Présence de la notion dans les syntagmes verbaux et nominaux

4La notion qui est suivie d’une expansion de type relationnel préfacée par anti- n’entraîne pas de suites citationnelles, comme le montrent les deux extraits ci-dessous :

Accusations. 24 heures après la tragédie, les Moscovites encore sous le choc ont facilement cédé à l’hystérie anticaucasienne. Même si aucun élément de l’enquête ne permet de prouver un lien entre l’attentat de mardi soir et le combat indépendantiste tchétchène, presque tout le monde croit à cette piste.3
[…] Les anciens adversaires de la guerre civile ont souvent été contraints de fraterniser dans les camps de concentration hitlériens. Cela les a incités à former par la suite des coalitions entre socialistes et conservateurs pendant des décennies, puis à négocier âprement autour du sacro-saint concept de la « concertation sociale ». La réforme judiciaire du ministre Broda fera date par son caractère irréversible. Significatif, à cet égard, est le refus catégorique de l'Autriche de
s'abandonner à l'hystérie antiterroriste à la mode, quelles qu'aient pu être les pressions des Allemands ou des Israéliens.4

5En revanche, lorsque la notion est accompagnée de relationnels comportant une suffixation en -iste, elle s’accompagne de suites citationnelles ou de phénomènes d’hypotypose, comme l’attestent les deux extraits suivants :

[…] Après la défaite contre les Argentins en match d'ouverture, on pensait en avoir fini avec l'hystérie rugbystique. Hélas ! Les Bleus ont battu successivement la Namibie, l'Irlande et la Géorgie [...]. Déjà les cris de guerre fusent de partout, (...) on va les manger, on va bouffer du Black, on va tout donner.5
[…] Quand Maréchal crée le Canard, l'ambiance n'est pas pourtant pas à la franche rigolade. La première guerre mondiale bat son plein, et les autres titres de la presse française
donnent alors dans l'hystérie nationaliste (« les cadavres de Boches sentent plus mauvais que ceux des soldats français » peut-on notamment y lire).6

6Ces syntagmes comportent des sèmes communs, à savoir + collectif / + déchaînement / + démesuré.

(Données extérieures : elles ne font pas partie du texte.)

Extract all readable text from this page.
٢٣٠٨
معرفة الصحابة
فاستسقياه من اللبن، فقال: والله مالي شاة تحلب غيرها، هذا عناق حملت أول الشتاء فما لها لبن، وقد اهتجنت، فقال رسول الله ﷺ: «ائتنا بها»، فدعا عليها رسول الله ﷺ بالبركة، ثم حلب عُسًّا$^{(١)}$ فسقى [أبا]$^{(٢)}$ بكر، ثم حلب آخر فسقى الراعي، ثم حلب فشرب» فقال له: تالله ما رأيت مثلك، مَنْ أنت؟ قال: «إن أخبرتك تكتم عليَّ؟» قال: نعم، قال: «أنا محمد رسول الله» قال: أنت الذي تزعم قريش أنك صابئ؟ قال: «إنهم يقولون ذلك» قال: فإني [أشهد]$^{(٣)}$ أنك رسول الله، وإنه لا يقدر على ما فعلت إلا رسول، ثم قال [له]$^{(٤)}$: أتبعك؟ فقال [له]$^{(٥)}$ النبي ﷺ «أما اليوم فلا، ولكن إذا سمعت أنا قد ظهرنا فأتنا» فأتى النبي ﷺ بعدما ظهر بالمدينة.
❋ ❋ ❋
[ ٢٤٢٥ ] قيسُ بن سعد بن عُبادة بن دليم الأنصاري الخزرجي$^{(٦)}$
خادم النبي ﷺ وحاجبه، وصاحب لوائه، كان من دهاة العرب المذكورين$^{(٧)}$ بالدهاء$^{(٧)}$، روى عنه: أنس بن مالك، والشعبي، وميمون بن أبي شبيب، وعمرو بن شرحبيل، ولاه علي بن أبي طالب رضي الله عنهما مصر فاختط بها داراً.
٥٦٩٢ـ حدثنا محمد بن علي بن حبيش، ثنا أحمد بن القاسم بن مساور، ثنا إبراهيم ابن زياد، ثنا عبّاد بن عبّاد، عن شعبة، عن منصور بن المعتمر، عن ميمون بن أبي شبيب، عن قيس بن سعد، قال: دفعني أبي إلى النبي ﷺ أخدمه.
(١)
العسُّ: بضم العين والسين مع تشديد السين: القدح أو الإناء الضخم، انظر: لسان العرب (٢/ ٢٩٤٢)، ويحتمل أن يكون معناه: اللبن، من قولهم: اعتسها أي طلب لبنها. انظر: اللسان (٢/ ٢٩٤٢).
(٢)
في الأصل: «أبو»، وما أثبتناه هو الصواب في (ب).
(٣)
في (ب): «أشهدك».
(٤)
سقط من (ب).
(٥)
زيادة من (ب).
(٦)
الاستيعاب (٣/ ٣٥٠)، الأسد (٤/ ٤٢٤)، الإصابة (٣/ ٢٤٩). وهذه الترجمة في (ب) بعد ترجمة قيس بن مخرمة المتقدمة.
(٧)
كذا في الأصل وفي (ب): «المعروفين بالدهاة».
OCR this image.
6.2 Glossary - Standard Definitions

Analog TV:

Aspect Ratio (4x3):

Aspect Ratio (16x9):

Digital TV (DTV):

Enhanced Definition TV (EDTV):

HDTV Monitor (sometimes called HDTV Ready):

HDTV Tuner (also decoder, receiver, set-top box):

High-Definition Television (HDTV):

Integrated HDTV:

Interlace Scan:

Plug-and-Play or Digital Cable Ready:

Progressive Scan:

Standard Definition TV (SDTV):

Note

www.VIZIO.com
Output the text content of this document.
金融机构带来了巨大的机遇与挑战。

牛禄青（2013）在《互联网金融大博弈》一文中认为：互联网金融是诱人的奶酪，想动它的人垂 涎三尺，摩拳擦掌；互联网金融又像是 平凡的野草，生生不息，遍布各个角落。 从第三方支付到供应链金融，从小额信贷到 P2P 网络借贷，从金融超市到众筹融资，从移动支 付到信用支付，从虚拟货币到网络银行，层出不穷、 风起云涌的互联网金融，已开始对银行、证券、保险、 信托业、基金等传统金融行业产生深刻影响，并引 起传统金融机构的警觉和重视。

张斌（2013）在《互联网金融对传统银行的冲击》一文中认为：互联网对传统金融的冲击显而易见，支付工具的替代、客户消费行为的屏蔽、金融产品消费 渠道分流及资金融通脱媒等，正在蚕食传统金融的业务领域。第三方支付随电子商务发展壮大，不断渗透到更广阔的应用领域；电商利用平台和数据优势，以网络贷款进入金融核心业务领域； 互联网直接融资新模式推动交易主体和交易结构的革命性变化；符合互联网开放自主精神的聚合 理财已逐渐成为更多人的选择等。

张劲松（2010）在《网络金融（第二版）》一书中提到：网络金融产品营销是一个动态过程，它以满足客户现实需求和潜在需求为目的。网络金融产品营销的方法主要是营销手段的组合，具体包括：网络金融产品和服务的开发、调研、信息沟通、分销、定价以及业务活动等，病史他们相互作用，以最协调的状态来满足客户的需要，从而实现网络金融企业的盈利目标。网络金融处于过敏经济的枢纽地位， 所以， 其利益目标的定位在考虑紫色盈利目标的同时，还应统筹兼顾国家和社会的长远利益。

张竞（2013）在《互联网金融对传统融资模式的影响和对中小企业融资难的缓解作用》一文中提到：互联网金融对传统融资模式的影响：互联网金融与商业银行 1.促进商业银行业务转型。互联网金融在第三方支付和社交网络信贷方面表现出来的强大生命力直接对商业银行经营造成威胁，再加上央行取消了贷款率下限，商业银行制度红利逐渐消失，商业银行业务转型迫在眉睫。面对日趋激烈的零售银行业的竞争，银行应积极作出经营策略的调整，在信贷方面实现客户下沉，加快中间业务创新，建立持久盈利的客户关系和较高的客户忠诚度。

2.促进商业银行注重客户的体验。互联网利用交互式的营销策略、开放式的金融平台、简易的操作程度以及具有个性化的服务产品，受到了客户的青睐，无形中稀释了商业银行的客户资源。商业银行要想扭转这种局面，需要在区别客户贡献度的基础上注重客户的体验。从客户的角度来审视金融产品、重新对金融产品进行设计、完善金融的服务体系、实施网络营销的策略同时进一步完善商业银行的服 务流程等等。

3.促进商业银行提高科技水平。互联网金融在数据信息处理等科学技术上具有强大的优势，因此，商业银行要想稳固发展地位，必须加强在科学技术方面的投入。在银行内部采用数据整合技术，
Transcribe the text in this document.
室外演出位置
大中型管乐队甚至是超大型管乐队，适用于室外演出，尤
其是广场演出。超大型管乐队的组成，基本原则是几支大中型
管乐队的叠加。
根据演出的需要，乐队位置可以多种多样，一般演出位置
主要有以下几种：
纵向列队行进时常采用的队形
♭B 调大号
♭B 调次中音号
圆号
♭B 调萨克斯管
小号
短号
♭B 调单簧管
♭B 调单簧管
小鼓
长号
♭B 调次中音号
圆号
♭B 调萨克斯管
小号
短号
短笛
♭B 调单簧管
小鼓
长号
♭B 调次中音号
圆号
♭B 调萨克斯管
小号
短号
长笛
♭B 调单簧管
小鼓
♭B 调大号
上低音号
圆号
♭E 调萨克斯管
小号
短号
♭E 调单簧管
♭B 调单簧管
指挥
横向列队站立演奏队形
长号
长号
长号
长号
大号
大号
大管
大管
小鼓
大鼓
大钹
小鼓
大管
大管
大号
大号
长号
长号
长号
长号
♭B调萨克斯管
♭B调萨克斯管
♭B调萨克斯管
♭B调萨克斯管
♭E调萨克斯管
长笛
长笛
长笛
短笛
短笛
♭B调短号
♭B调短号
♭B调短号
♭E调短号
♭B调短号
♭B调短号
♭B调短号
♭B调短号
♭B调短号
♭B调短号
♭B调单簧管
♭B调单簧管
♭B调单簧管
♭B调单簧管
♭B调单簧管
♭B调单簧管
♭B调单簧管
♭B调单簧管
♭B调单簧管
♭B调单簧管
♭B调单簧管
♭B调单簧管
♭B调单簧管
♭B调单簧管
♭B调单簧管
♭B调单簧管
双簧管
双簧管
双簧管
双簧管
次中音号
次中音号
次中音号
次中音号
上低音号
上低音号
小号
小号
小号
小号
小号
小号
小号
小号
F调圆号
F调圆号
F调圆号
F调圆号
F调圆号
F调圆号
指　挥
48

La notion hystérie dans des structures synaptiques

7Les autres occurrences de la notion concernent les synapsies. La notion y figure en place secondaire et est régie par un terme de tête explicite ou vague.

[...] Papy triomphe quand même de sa famille esclavagiste car, avec son nouveau-Paic-Excel-ultradégraissant-plus-besoin-d'essuyer, il est parvenu à déclencher auprès de ses deux petites-filles une crise d'hystérie,genre les nattes dressées sur la tête, que leur maman, subitement matérialisée, aura bien du mal à refroidir.7
[…] Sur le même plateau, on peut voir en direct les réactions des participants encore en lice. Plus qu'un chant des pleurs, on assiste à
une scène d'hystérie collective. On se tord de douleur, on lance à la regrettée des messages de brûlante affection ; l'un d'eux dit même : « je jure qu'on passera bientôt nos vacances tous ensemble ! ».8
M. Ricardo Perdomo, l'orateur grandiloquent, préside ce conseil. Lorsqu'il rend au passage un bref hommage à l'ancien président Napoléon Duarte, le qualifiant de « père de la nouvelle démocratie salvadorienne », un murmure désapprobateur monte du public. En revanche, de vrais cris d'hystérie poussés par un groupe de dames accueillent l'avertissement, lancé d'une voix forte, par M. Perdomo : « le peuple finira par tourner le dos à l'opposition aveugle et barbare ».
9

8La structure synaptique est suivie de citations ou de procédés d'hypotypose qui consistent à décrire une scène de façon vivante comme si elle se déroulait sous nos yeux10.

9Le terme hystérie renvoie à l'usage métonymique courant qui consiste à ne retenir du complexe psychique que ses manifestations émotionnelles corporelles ou vocales. Il renvoie en effet à un comportement paroxystique ponctuel et réactif et comporte les sèmes + incontrôlable / démesuré + réactif + incident.

Structures thématiques

10La notion figure également dans des structures thématiques où elle est introduite par des présentatifs ou des existentiels. Elle comporte, comme dans les exemples précédents, des suites citationnelles ou des phénomènes d’hypotypose.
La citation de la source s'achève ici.